Streckenabschnitt von Bad Nenndorf nach Wennigsen
Streckenlänge ca. 22 km

Der Deisterkreisel mit seinen ca. 100 km ist in vier gut zu befahrenen Teilstrecken aufgeteilt. Die Wegbeschreibung erfolgt auf der Strecke im Uhrzeigersinn.

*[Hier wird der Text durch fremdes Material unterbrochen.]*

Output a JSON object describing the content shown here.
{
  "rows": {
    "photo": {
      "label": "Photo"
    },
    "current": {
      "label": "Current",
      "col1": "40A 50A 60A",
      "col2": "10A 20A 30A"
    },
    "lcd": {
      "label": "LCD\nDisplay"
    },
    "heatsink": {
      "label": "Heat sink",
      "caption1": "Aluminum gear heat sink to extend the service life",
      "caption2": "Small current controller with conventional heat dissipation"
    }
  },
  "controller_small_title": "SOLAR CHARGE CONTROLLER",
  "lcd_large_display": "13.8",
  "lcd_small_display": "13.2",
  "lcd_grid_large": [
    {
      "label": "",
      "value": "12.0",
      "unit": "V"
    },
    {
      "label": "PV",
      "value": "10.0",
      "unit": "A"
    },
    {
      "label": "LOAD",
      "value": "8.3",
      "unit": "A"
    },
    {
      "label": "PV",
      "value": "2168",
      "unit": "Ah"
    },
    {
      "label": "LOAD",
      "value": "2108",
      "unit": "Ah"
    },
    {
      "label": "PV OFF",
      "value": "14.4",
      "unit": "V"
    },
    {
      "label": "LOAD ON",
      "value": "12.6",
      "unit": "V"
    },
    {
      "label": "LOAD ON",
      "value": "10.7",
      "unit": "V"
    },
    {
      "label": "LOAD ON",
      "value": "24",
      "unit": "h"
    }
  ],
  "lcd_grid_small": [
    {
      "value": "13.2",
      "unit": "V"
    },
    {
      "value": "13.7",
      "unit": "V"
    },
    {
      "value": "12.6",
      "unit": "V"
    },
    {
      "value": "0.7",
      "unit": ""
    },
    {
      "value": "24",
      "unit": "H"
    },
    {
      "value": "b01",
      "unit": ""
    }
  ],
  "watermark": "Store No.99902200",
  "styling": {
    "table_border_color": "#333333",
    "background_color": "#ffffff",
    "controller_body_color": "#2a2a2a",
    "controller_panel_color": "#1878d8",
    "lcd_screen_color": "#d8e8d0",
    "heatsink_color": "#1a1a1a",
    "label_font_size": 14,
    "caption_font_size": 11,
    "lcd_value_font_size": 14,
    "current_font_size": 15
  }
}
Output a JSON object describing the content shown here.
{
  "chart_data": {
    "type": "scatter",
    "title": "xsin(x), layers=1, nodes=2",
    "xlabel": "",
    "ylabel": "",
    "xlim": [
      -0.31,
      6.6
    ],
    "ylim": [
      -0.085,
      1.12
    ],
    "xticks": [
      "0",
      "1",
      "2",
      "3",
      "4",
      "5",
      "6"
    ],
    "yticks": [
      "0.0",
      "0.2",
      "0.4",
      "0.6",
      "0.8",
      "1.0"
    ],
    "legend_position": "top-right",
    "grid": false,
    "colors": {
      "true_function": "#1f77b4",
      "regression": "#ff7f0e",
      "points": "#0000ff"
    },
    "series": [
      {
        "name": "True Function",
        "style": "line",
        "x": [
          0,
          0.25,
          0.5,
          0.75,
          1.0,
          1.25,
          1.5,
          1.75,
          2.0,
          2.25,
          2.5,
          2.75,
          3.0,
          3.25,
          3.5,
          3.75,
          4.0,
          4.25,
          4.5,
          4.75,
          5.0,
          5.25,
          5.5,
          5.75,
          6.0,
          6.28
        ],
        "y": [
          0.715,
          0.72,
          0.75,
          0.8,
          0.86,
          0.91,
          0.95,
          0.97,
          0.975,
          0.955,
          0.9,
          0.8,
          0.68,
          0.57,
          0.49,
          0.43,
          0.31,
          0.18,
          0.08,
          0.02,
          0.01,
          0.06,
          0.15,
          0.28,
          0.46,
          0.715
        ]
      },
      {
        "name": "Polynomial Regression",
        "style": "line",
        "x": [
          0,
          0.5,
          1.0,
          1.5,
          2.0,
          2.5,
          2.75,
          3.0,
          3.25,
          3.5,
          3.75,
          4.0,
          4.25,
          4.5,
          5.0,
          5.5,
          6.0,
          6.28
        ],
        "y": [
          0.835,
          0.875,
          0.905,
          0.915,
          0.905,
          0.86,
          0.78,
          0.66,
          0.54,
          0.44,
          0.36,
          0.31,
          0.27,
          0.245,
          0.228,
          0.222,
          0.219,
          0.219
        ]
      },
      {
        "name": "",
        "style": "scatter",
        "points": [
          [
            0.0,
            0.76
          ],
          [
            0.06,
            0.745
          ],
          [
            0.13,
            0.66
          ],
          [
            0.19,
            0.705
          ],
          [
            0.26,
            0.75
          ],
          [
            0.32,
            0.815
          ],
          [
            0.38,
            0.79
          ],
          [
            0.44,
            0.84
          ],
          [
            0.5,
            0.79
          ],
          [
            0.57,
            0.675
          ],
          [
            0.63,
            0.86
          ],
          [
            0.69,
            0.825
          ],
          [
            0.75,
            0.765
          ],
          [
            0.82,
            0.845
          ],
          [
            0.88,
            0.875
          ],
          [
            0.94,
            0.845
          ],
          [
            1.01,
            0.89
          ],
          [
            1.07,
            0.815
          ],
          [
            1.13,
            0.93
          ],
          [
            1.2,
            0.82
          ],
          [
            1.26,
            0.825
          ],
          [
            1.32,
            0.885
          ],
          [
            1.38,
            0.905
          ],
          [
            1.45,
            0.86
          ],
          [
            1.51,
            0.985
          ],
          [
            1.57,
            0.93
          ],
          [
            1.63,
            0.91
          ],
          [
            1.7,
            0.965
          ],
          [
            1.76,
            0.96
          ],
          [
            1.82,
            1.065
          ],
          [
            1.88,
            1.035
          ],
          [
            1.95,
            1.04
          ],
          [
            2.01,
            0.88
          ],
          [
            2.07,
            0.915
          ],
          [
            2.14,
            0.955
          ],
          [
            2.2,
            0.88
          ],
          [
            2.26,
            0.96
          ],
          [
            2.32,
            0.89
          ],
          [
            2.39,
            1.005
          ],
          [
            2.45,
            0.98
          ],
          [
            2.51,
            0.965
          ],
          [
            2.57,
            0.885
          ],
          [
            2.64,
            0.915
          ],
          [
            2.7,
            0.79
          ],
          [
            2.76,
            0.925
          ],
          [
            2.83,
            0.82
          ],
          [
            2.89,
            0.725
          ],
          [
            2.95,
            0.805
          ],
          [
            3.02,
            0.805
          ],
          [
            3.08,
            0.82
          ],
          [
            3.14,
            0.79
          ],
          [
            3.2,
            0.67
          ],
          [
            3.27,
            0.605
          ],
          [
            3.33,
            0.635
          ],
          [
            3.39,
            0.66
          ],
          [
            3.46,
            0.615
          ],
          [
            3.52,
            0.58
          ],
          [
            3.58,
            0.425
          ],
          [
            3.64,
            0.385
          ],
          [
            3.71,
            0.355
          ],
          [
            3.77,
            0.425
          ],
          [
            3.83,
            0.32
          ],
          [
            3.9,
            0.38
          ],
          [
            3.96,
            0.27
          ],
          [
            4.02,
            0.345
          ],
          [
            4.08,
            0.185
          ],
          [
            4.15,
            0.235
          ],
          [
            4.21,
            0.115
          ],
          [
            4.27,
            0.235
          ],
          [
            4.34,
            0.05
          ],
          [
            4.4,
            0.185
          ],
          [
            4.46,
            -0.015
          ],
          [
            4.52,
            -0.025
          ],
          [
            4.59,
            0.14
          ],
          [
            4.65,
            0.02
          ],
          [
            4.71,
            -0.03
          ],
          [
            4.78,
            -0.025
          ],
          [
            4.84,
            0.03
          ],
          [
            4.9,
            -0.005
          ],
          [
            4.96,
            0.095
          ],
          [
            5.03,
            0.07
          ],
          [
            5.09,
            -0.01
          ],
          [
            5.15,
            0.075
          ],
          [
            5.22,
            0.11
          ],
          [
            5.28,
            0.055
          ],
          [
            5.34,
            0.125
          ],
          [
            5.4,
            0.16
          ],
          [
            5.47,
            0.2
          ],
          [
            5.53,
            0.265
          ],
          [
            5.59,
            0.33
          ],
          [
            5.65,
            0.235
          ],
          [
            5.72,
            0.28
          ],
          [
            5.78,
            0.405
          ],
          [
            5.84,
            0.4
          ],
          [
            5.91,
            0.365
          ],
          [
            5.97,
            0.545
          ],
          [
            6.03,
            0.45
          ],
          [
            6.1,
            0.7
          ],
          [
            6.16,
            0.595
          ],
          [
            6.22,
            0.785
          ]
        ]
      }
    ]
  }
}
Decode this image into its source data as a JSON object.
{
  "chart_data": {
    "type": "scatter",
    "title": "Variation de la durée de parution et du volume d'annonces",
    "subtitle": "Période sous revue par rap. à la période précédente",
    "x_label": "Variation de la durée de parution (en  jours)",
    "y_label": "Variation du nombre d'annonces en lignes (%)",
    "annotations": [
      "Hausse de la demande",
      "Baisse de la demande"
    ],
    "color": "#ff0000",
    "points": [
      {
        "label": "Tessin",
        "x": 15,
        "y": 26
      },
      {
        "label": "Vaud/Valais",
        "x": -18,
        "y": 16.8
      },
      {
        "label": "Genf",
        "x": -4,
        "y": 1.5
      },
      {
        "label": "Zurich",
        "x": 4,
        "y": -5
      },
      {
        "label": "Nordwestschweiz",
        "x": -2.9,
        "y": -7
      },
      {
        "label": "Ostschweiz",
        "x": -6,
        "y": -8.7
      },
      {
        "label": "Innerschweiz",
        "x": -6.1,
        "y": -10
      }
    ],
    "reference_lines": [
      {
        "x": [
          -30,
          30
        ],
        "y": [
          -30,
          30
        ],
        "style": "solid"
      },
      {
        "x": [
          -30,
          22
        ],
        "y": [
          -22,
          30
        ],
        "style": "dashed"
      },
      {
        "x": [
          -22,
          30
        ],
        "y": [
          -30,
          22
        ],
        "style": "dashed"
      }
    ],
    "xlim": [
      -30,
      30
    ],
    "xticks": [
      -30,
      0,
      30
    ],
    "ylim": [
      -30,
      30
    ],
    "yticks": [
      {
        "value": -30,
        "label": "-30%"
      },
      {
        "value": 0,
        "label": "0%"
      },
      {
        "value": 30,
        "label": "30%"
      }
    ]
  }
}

Sie können natürlich den Deisterkreisel auch in der Gegenrichtung fahren. 
In dieser Streckenbeschreibung des Teilabschnittes erhalten Sie alle Informationen die Sie brauchen.
Diese Beschreibung ist unterteilt nach Entfernungen, Strecke, und natürlich gibt es auch Informationen der jeweiligen Orte die Sie gerade durchfahren.
Drucken Sie sich dieses Dokument aus, nehmen es mit auf die Tour und Ihre erfolgreiche Radtour wird ein Erlebnis auf den Sie sich nicht um den Weg bemühen müssen. Es ist alles bis ins Detail beschrieben.

Gute Fahrt und schönes Wetter wünscht das Team von www.deisterkreisel.de

ImageWir beginnen die Tour in Bad Nenndorf. Start ist der Bahnhof in Bad Nenndorf. Der Deisterkreisel führt direkt am Bahnhof vorbei, deswegen idealer Startpunkt.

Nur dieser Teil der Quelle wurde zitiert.